Al volto, già. Proprio come Jenny, a cui Sebastiano Spampinato ha riservato la stessa sorte. Lei, Jenny, la sua scelta di diventare mamma l’aveva già presa. Le è stato tolto tutto, e quel tutto può essere amaramente condensato nel fatto che non avrà la possibilità di vedere crescere sua figlia. La bimba diventerà adolescente, poi donna, ma Jenny non ci sarà.

Sciuto si è impiccato in un casolare diroccato di campagna. Spampinato, ne sono certi gli investigatori, si è sparato un colpo di pistola alla tempia in una villetta abbandonata. Stesso epilogo. Braccati dagli investigatori per giorni hanno scelto di farla finita, chissà se presi dal rimorso o assaliti dalla paura di finire in carcere.

Vanessa e Jenny non hanno scelto di morire, qualcuno lo ha fatto per loro, arrogandosi un diritto che a nessuno spetta in questa cosa che chiamiamo vita. Ancora prima nessuno può decidere se e come continuare una relazione oppure se troncarla.

Nelle cronache si usa, usiamo spesso, accostare la parola amore all’aggettivo criminale. Dov’è l’amore in queste storie? È solo barbarie, come in ogni femminicidio di una lista che si allunga sempre di più. Saranno i sociologi, gli psicologi, gli esperti a interrogarsi su cosa scatti nella mente di un assassino.

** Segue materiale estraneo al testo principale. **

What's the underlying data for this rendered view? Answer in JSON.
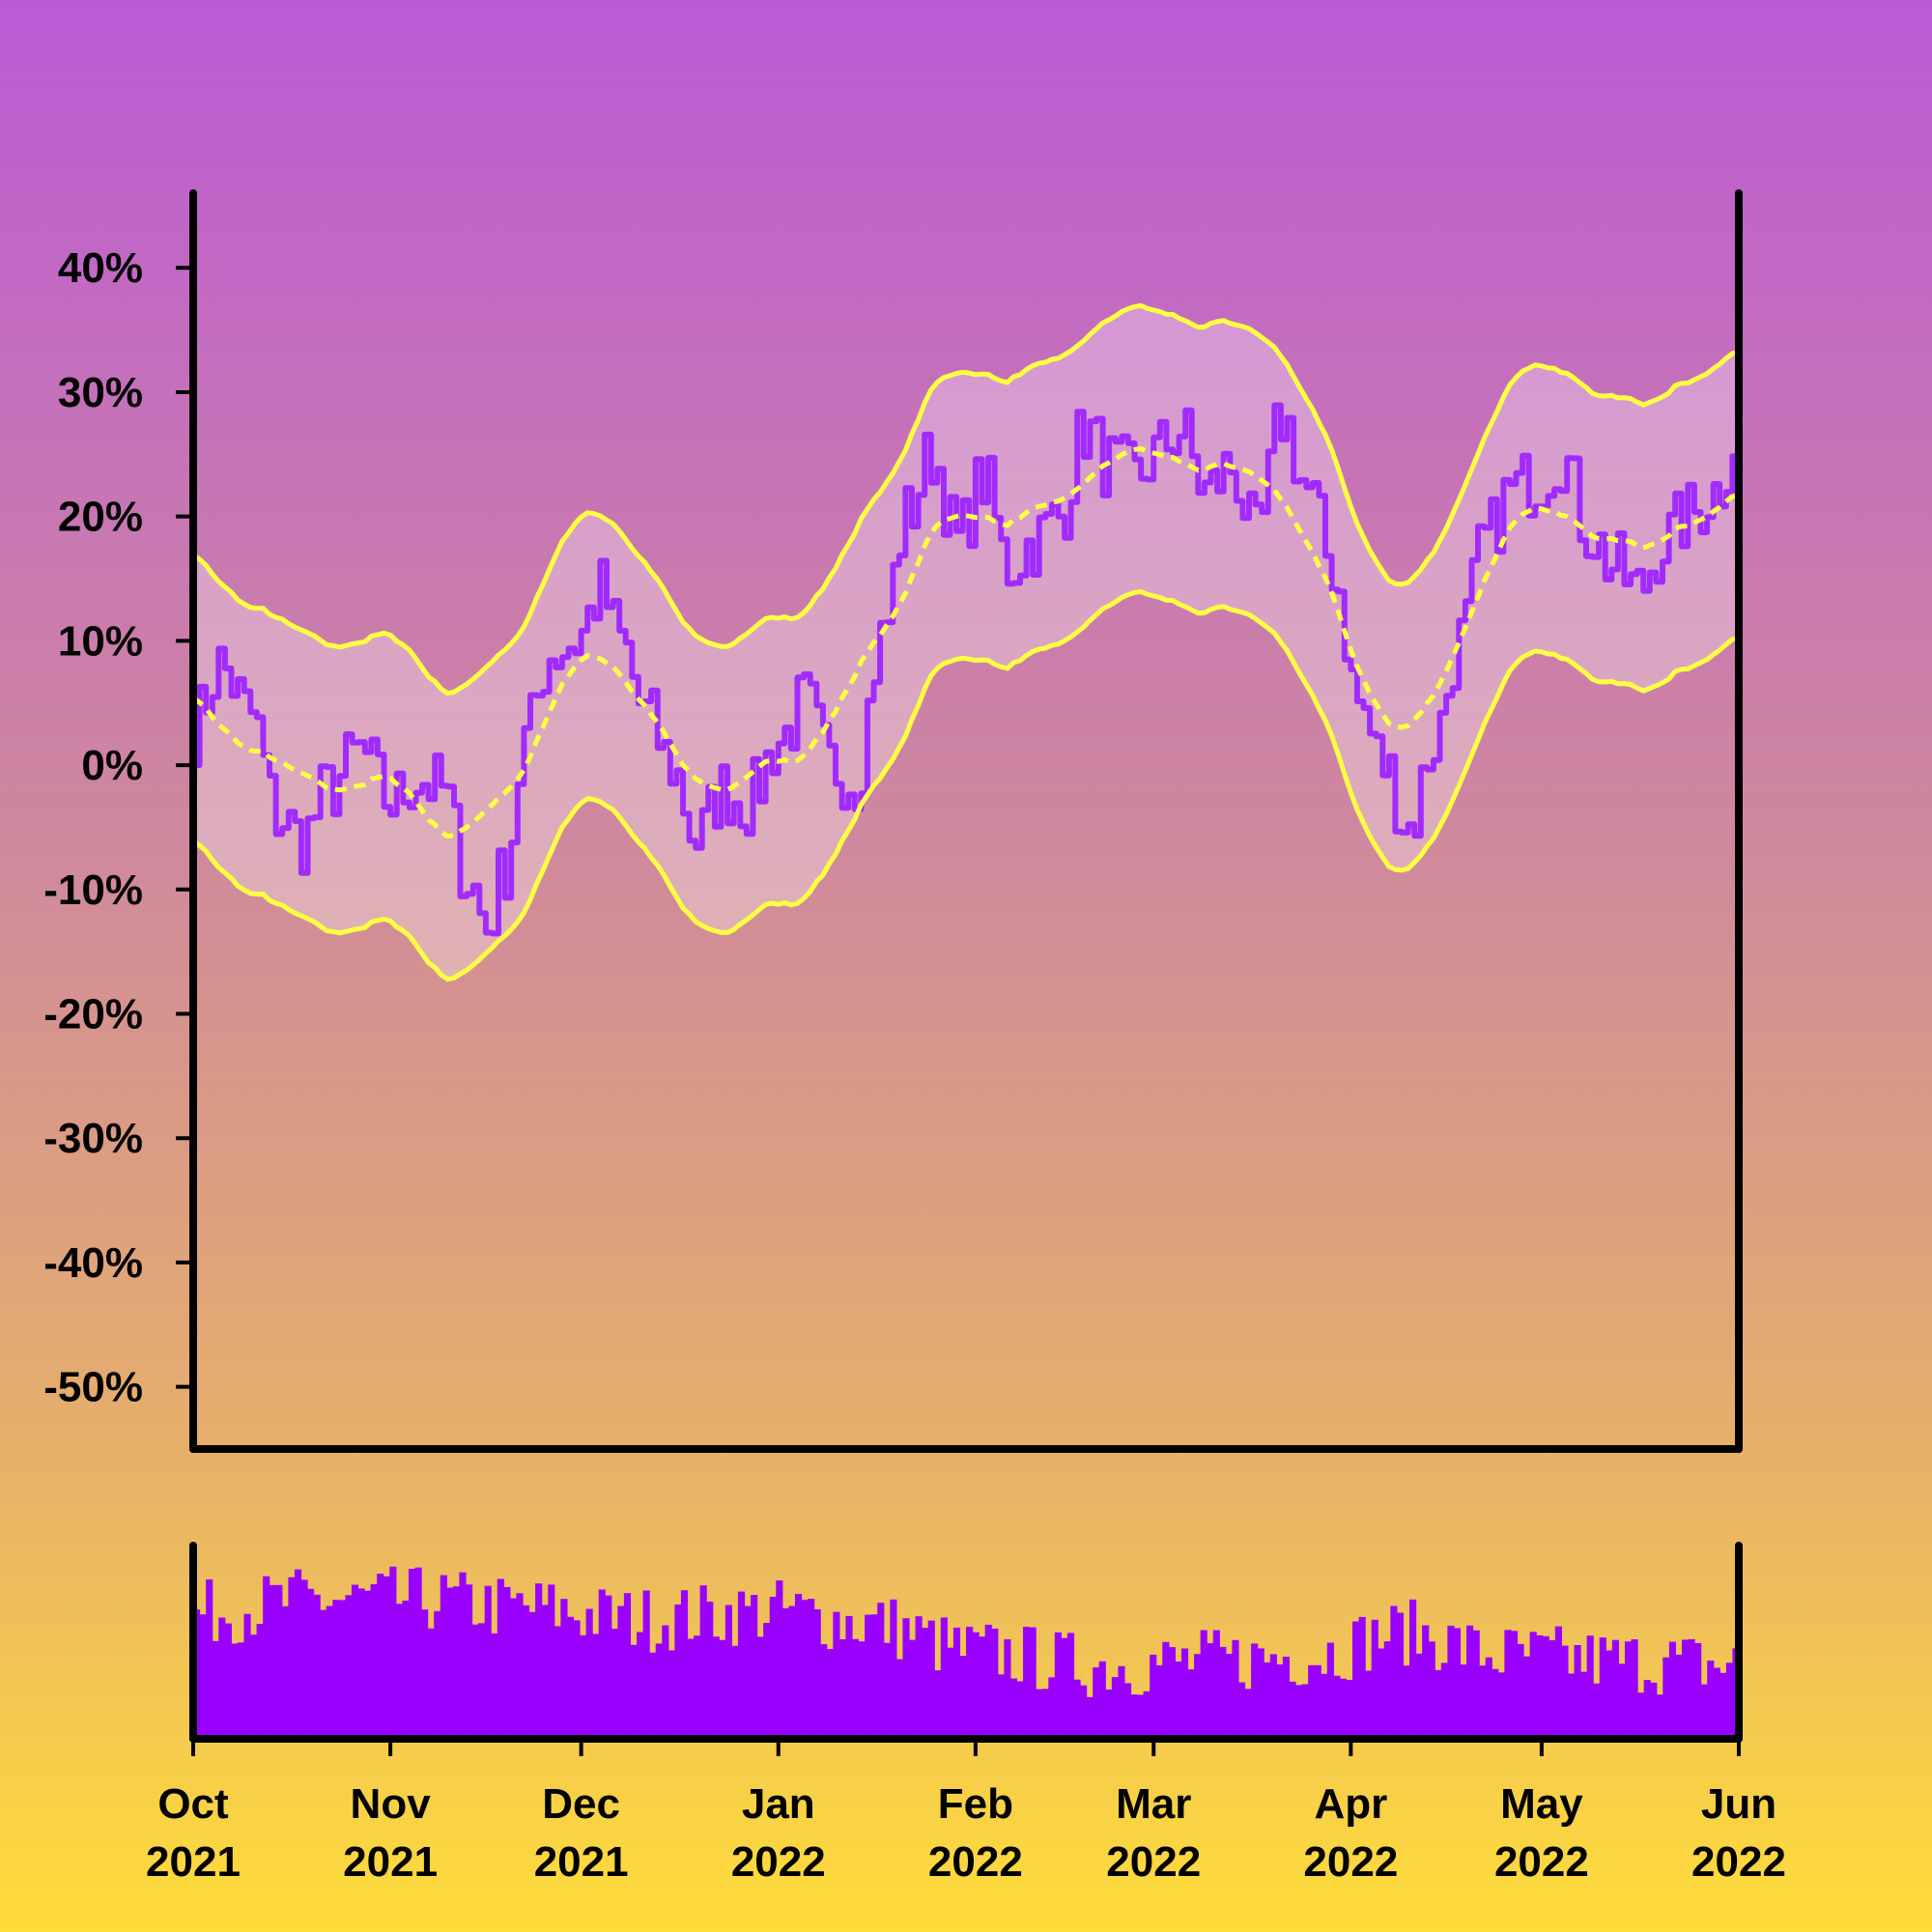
{
  "colors": {
    "background_top": "#bb5ad6",
    "background_bottom": "#ffdd3a",
    "price_line": "#a12bff",
    "band_lines": "#ffff44",
    "band_fill": "#ffffff",
    "volume_bars": "#9900ff",
    "axes": "#000000"
  },
  "chart_data": {
    "type": "line",
    "grid": false,
    "legend": "none",
    "y_axis": {
      "ylim": [
        -55,
        46
      ],
      "ticks": [
        40,
        30,
        20,
        10,
        0,
        -10,
        -20,
        -30,
        -40,
        -50
      ],
      "tick_labels": [
        "40%",
        "30%",
        "20%",
        "10%",
        "0%",
        "-10%",
        "-20%",
        "-30%",
        "-40%",
        "-50%"
      ]
    },
    "x_axis": {
      "start": "2021-10-01",
      "end": "2022-06-01",
      "ticks": [
        "2021-10-01",
        "2021-11-01",
        "2021-12-01",
        "2022-01-01",
        "2022-02-01",
        "2022-03-01",
        "2022-04-01",
        "2022-05-01",
        "2022-06-01"
      ],
      "tick_labels": [
        [
          "Oct",
          "2021"
        ],
        [
          "Nov",
          "2021"
        ],
        [
          "Dec",
          "2021"
        ],
        [
          "Jan",
          "2022"
        ],
        [
          "Feb",
          "2022"
        ],
        [
          "Mar",
          "2022"
        ],
        [
          "Apr",
          "2022"
        ],
        [
          "May",
          "2022"
        ],
        [
          "Jun",
          "2022"
        ]
      ]
    },
    "price_anchors": [
      [
        "2021-10-01",
        3
      ],
      [
        "2021-10-05",
        8
      ],
      [
        "2021-10-10",
        4
      ],
      [
        "2021-10-14",
        -4
      ],
      [
        "2021-10-18",
        -6
      ],
      [
        "2021-10-22",
        -2
      ],
      [
        "2021-10-27",
        1
      ],
      [
        "2021-11-01",
        -3
      ],
      [
        "2021-11-05",
        -1
      ],
      [
        "2021-11-09",
        -2
      ],
      [
        "2021-11-13",
        -9
      ],
      [
        "2021-11-16",
        -13
      ],
      [
        "2021-11-19",
        -8
      ],
      [
        "2021-11-22",
        2
      ],
      [
        "2021-11-26",
        9
      ],
      [
        "2021-11-30",
        10
      ],
      [
        "2021-12-04",
        14
      ],
      [
        "2021-12-07",
        10
      ],
      [
        "2021-12-11",
        4
      ],
      [
        "2021-12-15",
        0
      ],
      [
        "2021-12-19",
        -6
      ],
      [
        "2021-12-23",
        -2
      ],
      [
        "2021-12-27",
        -3
      ],
      [
        "2022-01-01",
        2
      ],
      [
        "2022-01-05",
        5
      ],
      [
        "2022-01-09",
        0
      ],
      [
        "2022-01-13",
        -1
      ],
      [
        "2022-01-17",
        10
      ],
      [
        "2022-01-21",
        20
      ],
      [
        "2022-01-25",
        25
      ],
      [
        "2022-01-29",
        18
      ],
      [
        "2022-02-02",
        23
      ],
      [
        "2022-02-06",
        16
      ],
      [
        "2022-02-10",
        18
      ],
      [
        "2022-02-14",
        20
      ],
      [
        "2022-02-18",
        27
      ],
      [
        "2022-02-22",
        24
      ],
      [
        "2022-02-26",
        23
      ],
      [
        "2022-03-01",
        25
      ],
      [
        "2022-03-05",
        27
      ],
      [
        "2022-03-09",
        22
      ],
      [
        "2022-03-13",
        24
      ],
      [
        "2022-03-17",
        18
      ],
      [
        "2022-03-21",
        28
      ],
      [
        "2022-03-25",
        22
      ],
      [
        "2022-03-29",
        16
      ],
      [
        "2022-04-02",
        5
      ],
      [
        "2022-04-06",
        0
      ],
      [
        "2022-04-10",
        -5
      ],
      [
        "2022-04-14",
        2
      ],
      [
        "2022-04-18",
        10
      ],
      [
        "2022-04-22",
        18
      ],
      [
        "2022-04-26",
        22
      ],
      [
        "2022-04-30",
        23
      ],
      [
        "2022-05-04",
        25
      ],
      [
        "2022-05-08",
        19
      ],
      [
        "2022-05-12",
        16
      ],
      [
        "2022-05-16",
        14
      ],
      [
        "2022-05-20",
        18
      ],
      [
        "2022-05-24",
        20
      ],
      [
        "2022-05-28",
        22
      ],
      [
        "2022-06-01",
        27
      ]
    ],
    "band_width": 11.5,
    "volume_levels": [
      [
        "2021-10-01",
        0.65
      ],
      [
        "2021-10-20",
        0.72
      ],
      [
        "2021-11-05",
        0.72
      ],
      [
        "2021-11-20",
        0.68
      ],
      [
        "2021-12-10",
        0.62
      ],
      [
        "2022-01-01",
        0.66
      ],
      [
        "2022-01-15",
        0.6
      ],
      [
        "2022-02-01",
        0.45
      ],
      [
        "2022-02-20",
        0.38
      ],
      [
        "2022-03-10",
        0.4
      ],
      [
        "2022-03-25",
        0.43
      ],
      [
        "2022-04-10",
        0.55
      ],
      [
        "2022-04-25",
        0.43
      ],
      [
        "2022-05-15",
        0.4
      ],
      [
        "2022-06-01",
        0.38
      ]
    ]
  }
}
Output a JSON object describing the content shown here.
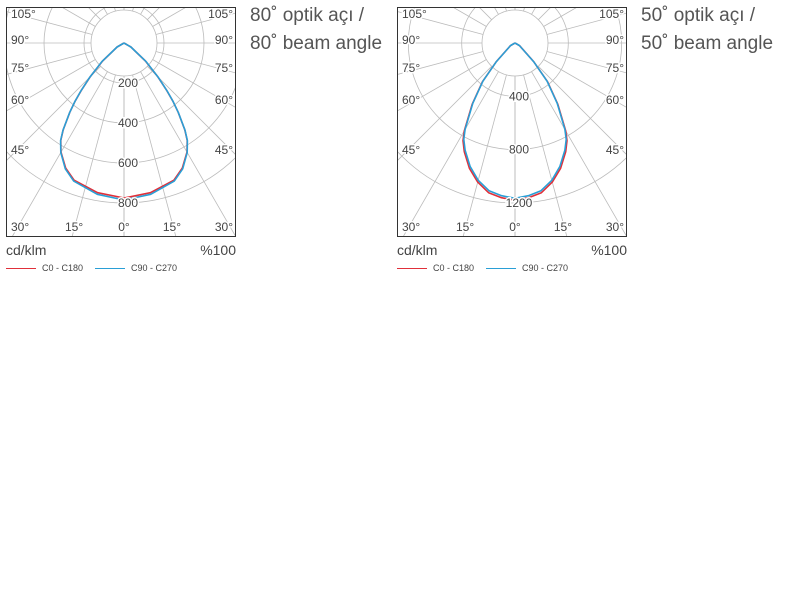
{
  "chart_data": [
    {
      "type": "polar",
      "title": [
        "80˚ optik açı /",
        "80˚ beam angle"
      ],
      "unit_label": "cd/klm",
      "scale_label": "%100",
      "rmax": 800,
      "rings": [
        200,
        400,
        600,
        800
      ],
      "ring_labels": [
        "200",
        "400",
        "600",
        "800"
      ],
      "angle_labels_left": [
        "105°",
        "90°",
        "75°",
        "60°",
        "45°",
        "30°",
        "15°"
      ],
      "angle_labels_right": [
        "105°",
        "90°",
        "75°",
        "60°",
        "45°",
        "30°",
        "15°"
      ],
      "angle_label_center": "0°",
      "angles_deg": [
        0,
        10,
        20,
        25,
        30,
        33,
        35,
        38,
        40,
        42,
        45,
        50,
        60,
        90
      ],
      "series": [
        {
          "name": "C0 - C180",
          "color": "#e0303a",
          "values": [
            775,
            760,
            730,
            690,
            630,
            580,
            530,
            440,
            380,
            320,
            240,
            140,
            40,
            0
          ]
        },
        {
          "name": "C90 - C270",
          "color": "#2a9fd6",
          "values": [
            785,
            768,
            735,
            694,
            632,
            582,
            532,
            442,
            382,
            322,
            242,
            142,
            40,
            0
          ]
        }
      ]
    },
    {
      "type": "polar",
      "title": [
        "50˚ optik açı /",
        "50˚ beam angle"
      ],
      "unit_label": "cd/klm",
      "scale_label": "%100",
      "rmax": 1200,
      "rings": [
        400,
        800,
        1200
      ],
      "ring_labels": [
        "400",
        "800",
        "1200"
      ],
      "angle_labels_left": [
        "105°",
        "90°",
        "75°",
        "60°",
        "45°",
        "30°",
        "15°"
      ],
      "angle_labels_right": [
        "105°",
        "90°",
        "75°",
        "60°",
        "45°",
        "30°",
        "15°"
      ],
      "angle_label_center": "0°",
      "angles_deg": [
        0,
        5,
        10,
        15,
        20,
        25,
        28,
        30,
        35,
        40,
        45,
        60,
        90
      ],
      "series": [
        {
          "name": "C0 - C180",
          "color": "#e0303a",
          "values": [
            1180,
            1165,
            1140,
            1080,
            1000,
            900,
            830,
            760,
            560,
            380,
            200,
            40,
            0
          ]
        },
        {
          "name": "C90 - C270",
          "color": "#2a9fd6",
          "values": [
            1165,
            1150,
            1125,
            1066,
            985,
            886,
            818,
            748,
            552,
            374,
            197,
            38,
            0
          ]
        }
      ]
    }
  ]
}
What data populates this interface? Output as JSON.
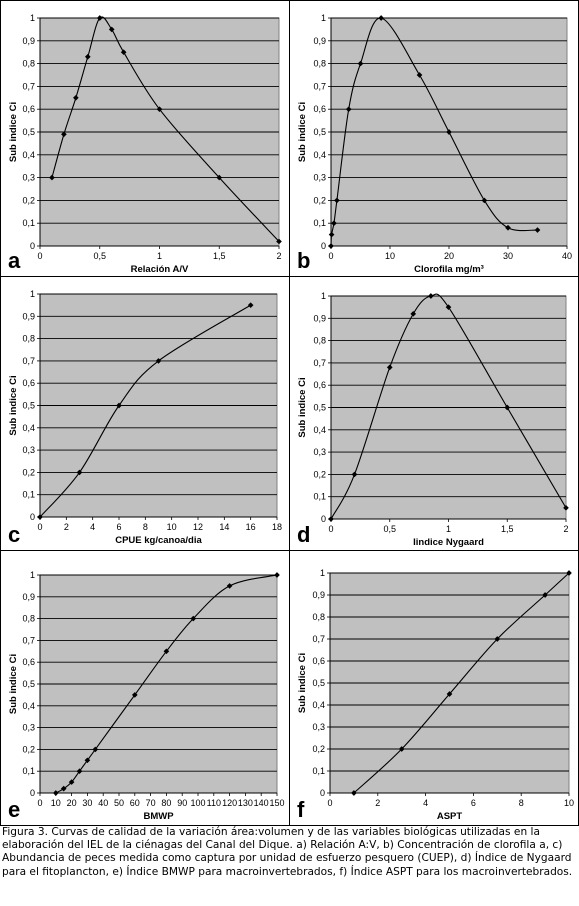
{
  "chart_data": [
    {
      "type": "scatter",
      "letter": "a",
      "xlabel": "Relación A/V",
      "ylabel": "Sub indice Ci",
      "xlim": [
        0,
        2
      ],
      "ylim": [
        0,
        1
      ],
      "xticks": [
        "0",
        "0,5",
        "1",
        "1,5",
        "2"
      ],
      "xtick_values": [
        0,
        0.5,
        1,
        1.5,
        2
      ],
      "yticks": [
        "0",
        "0,1",
        "0,2",
        "0,3",
        "0,4",
        "0,5",
        "0,6",
        "0,7",
        "0,8",
        "0,9",
        "1"
      ],
      "series": [
        {
          "x": [
            0.1,
            0.2,
            0.3,
            0.4,
            0.5,
            0.6,
            0.7,
            1.0,
            1.5,
            2.0
          ],
          "y": [
            0.3,
            0.49,
            0.65,
            0.83,
            1.0,
            0.95,
            0.85,
            0.6,
            0.3,
            0.02
          ]
        }
      ],
      "grid": true,
      "background": "#c0c0c0"
    },
    {
      "type": "scatter",
      "letter": "b",
      "xlabel": "Clorofila mg/m³",
      "ylabel": "Sub indice Ci",
      "xlim": [
        0,
        40
      ],
      "ylim": [
        0,
        1
      ],
      "xticks": [
        "0",
        "10",
        "20",
        "30",
        "40"
      ],
      "xtick_values": [
        0,
        10,
        20,
        30,
        40
      ],
      "yticks": [
        "0",
        "0,1",
        "0,2",
        "0,3",
        "0,4",
        "0,5",
        "0,6",
        "0,7",
        "0,8",
        "0,9",
        "1"
      ],
      "series": [
        {
          "x": [
            0,
            0.1,
            0.5,
            1,
            3,
            5,
            8.5,
            15,
            20,
            26,
            30,
            35
          ],
          "y": [
            0.0,
            0.05,
            0.1,
            0.2,
            0.6,
            0.8,
            1.0,
            0.75,
            0.5,
            0.2,
            0.08,
            0.07
          ]
        }
      ],
      "grid": true,
      "background": "#c0c0c0"
    },
    {
      "type": "scatter",
      "letter": "c",
      "xlabel": "CPUE kg/canoa/dia",
      "ylabel": "Sub indice Ci",
      "xlim": [
        0,
        18
      ],
      "ylim": [
        0,
        1
      ],
      "xticks": [
        "0",
        "2",
        "4",
        "6",
        "8",
        "10",
        "12",
        "14",
        "16",
        "18"
      ],
      "xtick_values": [
        0,
        2,
        4,
        6,
        8,
        10,
        12,
        14,
        16,
        18
      ],
      "yticks": [
        "0",
        "0,1",
        "0,2",
        "0,3",
        "0,4",
        "0,5",
        "0,6",
        "0,7",
        "0,8",
        "0,9",
        "1"
      ],
      "series": [
        {
          "x": [
            0,
            3,
            6,
            9,
            16
          ],
          "y": [
            0.0,
            0.2,
            0.5,
            0.7,
            0.95
          ]
        }
      ],
      "grid": true,
      "background": "#c0c0c0"
    },
    {
      "type": "scatter",
      "letter": "d",
      "xlabel": "Iindice Nygaard",
      "ylabel": "Sub indice Ci",
      "xlim": [
        0,
        2
      ],
      "ylim": [
        0,
        1
      ],
      "xticks": [
        "0",
        "0,5",
        "1",
        "1,5",
        "2"
      ],
      "xtick_values": [
        0,
        0.5,
        1,
        1.5,
        2
      ],
      "yticks": [
        "0",
        "0,1",
        "0,2",
        "0,3",
        "0,4",
        "0,5",
        "0,6",
        "0,7",
        "0,8",
        "0,9",
        "1"
      ],
      "series": [
        {
          "x": [
            0,
            0.2,
            0.5,
            0.7,
            0.85,
            1.0,
            1.5,
            2.0
          ],
          "y": [
            0.0,
            0.2,
            0.68,
            0.92,
            1.0,
            0.95,
            0.5,
            0.05
          ]
        }
      ],
      "grid": true,
      "background": "#c0c0c0"
    },
    {
      "type": "scatter",
      "letter": "e",
      "xlabel": "BMWP",
      "ylabel": "Sub indice Ci",
      "xlim": [
        0,
        150
      ],
      "ylim": [
        0,
        1
      ],
      "xticks": [
        "0",
        "10",
        "20",
        "30",
        "40",
        "50",
        "60",
        "70",
        "80",
        "90",
        "100",
        "110",
        "120",
        "130",
        "140",
        "150"
      ],
      "xtick_values": [
        0,
        10,
        20,
        30,
        40,
        50,
        60,
        70,
        80,
        90,
        100,
        110,
        120,
        130,
        140,
        150
      ],
      "yticks": [
        "0",
        "0,1",
        "0,2",
        "0,3",
        "0,4",
        "0,5",
        "0,6",
        "0,7",
        "0,8",
        "0,9",
        "1"
      ],
      "series": [
        {
          "x": [
            10,
            15,
            20,
            25,
            30,
            35,
            60,
            80,
            97,
            120,
            150
          ],
          "y": [
            0.0,
            0.02,
            0.05,
            0.1,
            0.15,
            0.2,
            0.45,
            0.65,
            0.8,
            0.95,
            1.0
          ]
        }
      ],
      "grid": true,
      "background": "#c0c0c0"
    },
    {
      "type": "scatter",
      "letter": "f",
      "xlabel": "ASPT",
      "ylabel": "Sub indice Ci",
      "xlim": [
        0,
        10
      ],
      "ylim": [
        0,
        1
      ],
      "xticks": [
        "0",
        "2",
        "4",
        "6",
        "8",
        "10"
      ],
      "xtick_values": [
        0,
        2,
        4,
        6,
        8,
        10
      ],
      "yticks": [
        "0",
        "0,1",
        "0,2",
        "0,3",
        "0,4",
        "0,5",
        "0,6",
        "0,7",
        "0,8",
        "0,9",
        "1"
      ],
      "series": [
        {
          "x": [
            1,
            3,
            5,
            7,
            9,
            10
          ],
          "y": [
            0.0,
            0.2,
            0.45,
            0.7,
            0.9,
            1.0
          ]
        }
      ],
      "grid": true,
      "background": "#c0c0c0"
    }
  ],
  "caption": "Figura 3. Curvas de calidad de la variación área:volumen y de las variables biológicas utilizadas en la elaboración del IEL de la ciénagas del Canal del Dique. a) Relación A:V, b) Concentración de clorofila a, c) Abundancia de peces medida como captura por unidad de esfuerzo pesquero (CUEP), d) Índice de Nygaard para el fitoplancton, e) Índice BMWP para macroinvertebrados, f) Índice ASPT para los macroinvertebrados."
}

La cronaca ha il dovere di raccontare cosa è accaduto, di fare vedere i volti di chi non ha domani perché è stato confinato, brutalmente, alla dimensione dell’oggi. È la negazione del divenire e con essa della vita. Si coltiva la speranza che le immagini dei sorrisi spenti per sempre servano ad evitare che tutto ciò si ripeta. È una prova di forza contro la logica che, purtroppo, ci obbliga a pensare che capiterà ancora e ancora.

Come è accaduto a Jenny e Vanessa. Stessa età, stessa provincia di residenza, stesso lavoro, stessa modalità di esecuzione. E stesso epilogo per chi ha scelto senza dare scelta.